Wednesday, June 1, 2011

Drill Post #20: Root Technique Shadow Boxing

There are many ways that Bruce Lee was smart and insightful about his training. One thing not commonly known, I believe, is that he knew that many things took a great deal of repetition to cultivate, and since repetition is boring, he developed many ways to approach the same goal to keep it more interesting. He had a number of ways to strengthen the same muscle group, for example.

As discussed in Drill Post #11, there are many ways to approach shadow boxing. One approach to add to your training is "root technique" shadow boxing. For example, take the jab or finger jab as a root technique, and then play with everything you can think of relative to that, defensively and offensively. Starting with some offensive examples; jab, cross; jab, lead hook; jab, rear hook. Then jab, leading to kicks (the visualization being that the opponent moves to a kick range in response to your jab). Sometimes complete your jab before the follow-up, but other times, just start or get halfway to completion before the follow-up. That is, the jab could be a deliberate fake, or you simply see the need to change up during execution. The initial jab may be practiced moving forward, backward, right, and left.

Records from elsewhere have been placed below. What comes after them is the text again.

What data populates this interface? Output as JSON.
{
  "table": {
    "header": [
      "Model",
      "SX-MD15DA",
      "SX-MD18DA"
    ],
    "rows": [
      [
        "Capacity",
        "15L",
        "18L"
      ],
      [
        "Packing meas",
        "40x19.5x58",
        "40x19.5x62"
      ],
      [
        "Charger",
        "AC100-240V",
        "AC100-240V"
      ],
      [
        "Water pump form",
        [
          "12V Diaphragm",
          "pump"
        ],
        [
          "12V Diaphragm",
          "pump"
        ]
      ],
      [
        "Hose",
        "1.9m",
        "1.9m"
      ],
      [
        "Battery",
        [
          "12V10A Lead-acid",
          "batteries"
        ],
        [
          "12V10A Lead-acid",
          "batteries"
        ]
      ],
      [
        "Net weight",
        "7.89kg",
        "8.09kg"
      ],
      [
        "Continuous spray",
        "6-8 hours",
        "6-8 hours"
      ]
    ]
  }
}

But there's more! The defensive aspects of this drill are as important and possibly more important than the offensive aspects. Remembering that someone's counterattack (inadvertently or deliberately) could come anywhere between initiation and completion, we have to be able to interrupt our jab at any point to move to a defense. So imagine during any stage of your jab; a hook coming on your outside or inside line; a high or low jab or cross coming over or on the inside; body hooks coming on the right or left. Your jabbing hand or your rear hand may be the hand that defends (if you didn't just slip or bob and weave). So for example, half jab, drawing it back to cover high or low against a hook coming on your outside line, and then without pause continue into your attack.

Time-hits (simultaneous defense and attack) can and should be integrated. For example, jab and immediately draw the jab back as a cross parry while simultaneously throwing the cross.

As usual, the options are endless and limited only by your imagination.